Emerging evidence suggests that altering IQGAP1 expression levels may affect the rate of cell proliferation. The overexpression and silencing of IQGAP1 may induce and abrogate cell proliferation, respectively. Jadeski et al(26) reported that the overexpression IQGAP1 increased the proliferation of MCF-7 breast epithelial cells and the reduction of endogenous IQGAP1 by RNA interference impeded anchorage-independent and serum-dependent growth of MCF-7 cells. Wang et al(41) demonstrated that IQGAP1 modulates cell proliferation, through its phosphorylation and binding to Cdc42, although different domains exhibited varied functions. The C-terminal region of IQGAP1 was shown to reduce cell size, whereas the N-terminus increased cell size by interacting with the mammalian traget of rapamycin, which is required for IQGAP1-mediated cell proliferation. Chen et al(42) reported that the growth of hepatocellular carcinoma cells was inhibited by the knockdown or mutation of the IQGAP1 gene and high IQGAP1 expression in vitro stimulated cell proliferation through Akt phosphorylation.

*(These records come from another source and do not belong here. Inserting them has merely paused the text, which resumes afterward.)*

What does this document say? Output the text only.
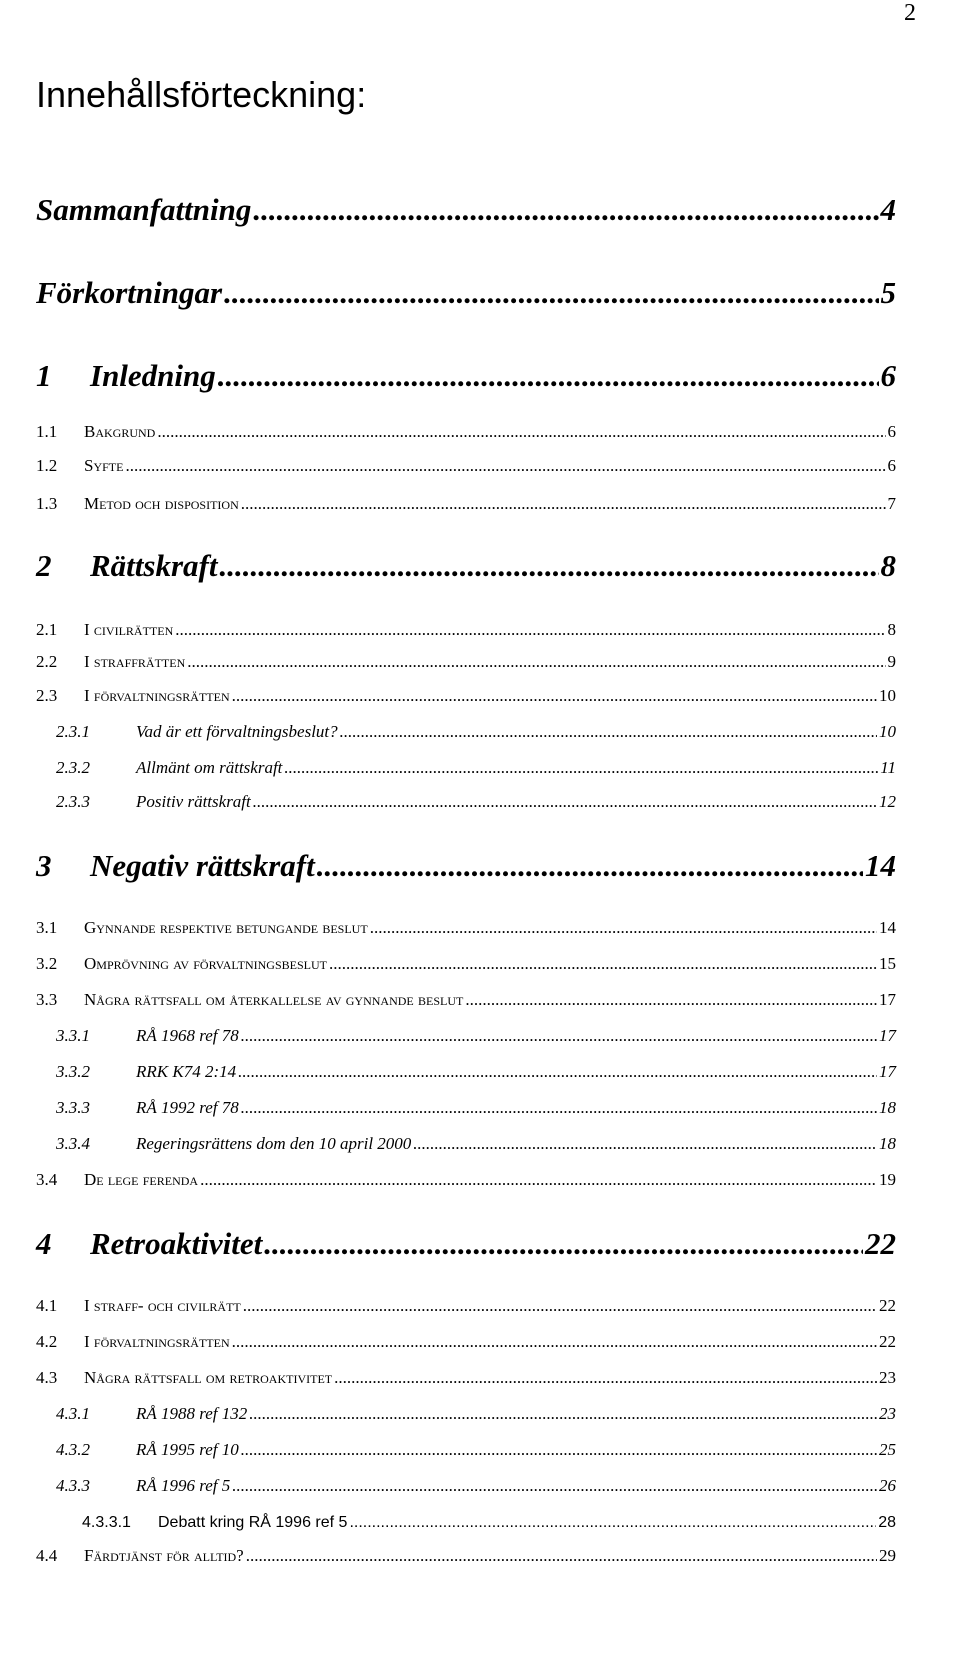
2
Innehållsförteckning:
Sammanfattning .....	4
Förkortningar .....	5
1	Inledning .....	6
1.1	Bakgrund .....	6
1.2	Syfte .....	6
1.3	Metod och disposition .....	7
2	Rättskraft .....	8
2.1	I civilrätten .....	8
2.2	I straffrätten .....	9
2.3	I förvaltningsrätten .....	10
2.3.1	Vad är ett förvaltningsbeslut? .....	10
2.3.2	Allmänt om rättskraft .....	11
2.3.3	Positiv rättskraft .....	12
3	Negativ rättskraft .....	14
3.1	Gynnande respektive betungande beslut .....	14
3.2	Omprövning av förvaltningsbeslut .....	15
3.3	Några rättsfall om återkallelse av gynnande beslut .....	17
3.3.1	RÅ 1968 ref 78 .....	17
3.3.2	RRK K74 2:14 .....	17
3.3.3	RÅ 1992 ref 78 .....	18
3.3.4	Regeringsrättens dom den 10 april 2000 .....	18
3.4	De lege ferenda .....	19
4	Retroaktivitet .....	22
4.1	I straff- och civilrätt .....	22
4.2	I förvaltningsrätten .....	22
4.3	Några rättsfall om retroaktivitet .....	23
4.3.1	RÅ 1988 ref 132 .....	23
4.3.2	RÅ 1995 ref 10 .....	25
4.3.3	RÅ 1996 ref 5 .....	26
4.3.3.1	Debatt kring RÅ 1996 ref 5 .....	28
4.4	Färdtjänst för alltid? .....	29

Angiogenesis is crucial for the growth and survival of tumors. The results from animal studies indicated that MCF-7 human breast cancer cells overexpressing IQGAP1 formed invasive tumors in nude mice, whereas tumors derived from MCF-7 cells with stable knockdown of IQGAP1 were smaller and less invasive (26). According to previous studies on the angiogenesis model, the expression of IQGAP1 is markedly increased in new vessels. In addition, interference with IQGAP1 may restrain vascular endothelial factor (VEGF)-induced angiogenesis (17,20). IQGAP1 may also regulate angiogenesis by binding to VEGF receptor (VEGFR)2, which is crucial for the recombination and migration of endothelial cells (20,43). Furthermore, IQGAP1 may directly combine with proto-oncogene c-Src, promoting VEGFR2-mediated proliferation of blood vessel endothelial cells through the B-Raf signaling pathway (17). The above-mentioned studies demonstrated that IQGAP1 is involved in endothelial cell angiogenesis and represents a potential therapeutic target for anti-angiogenesis treatments.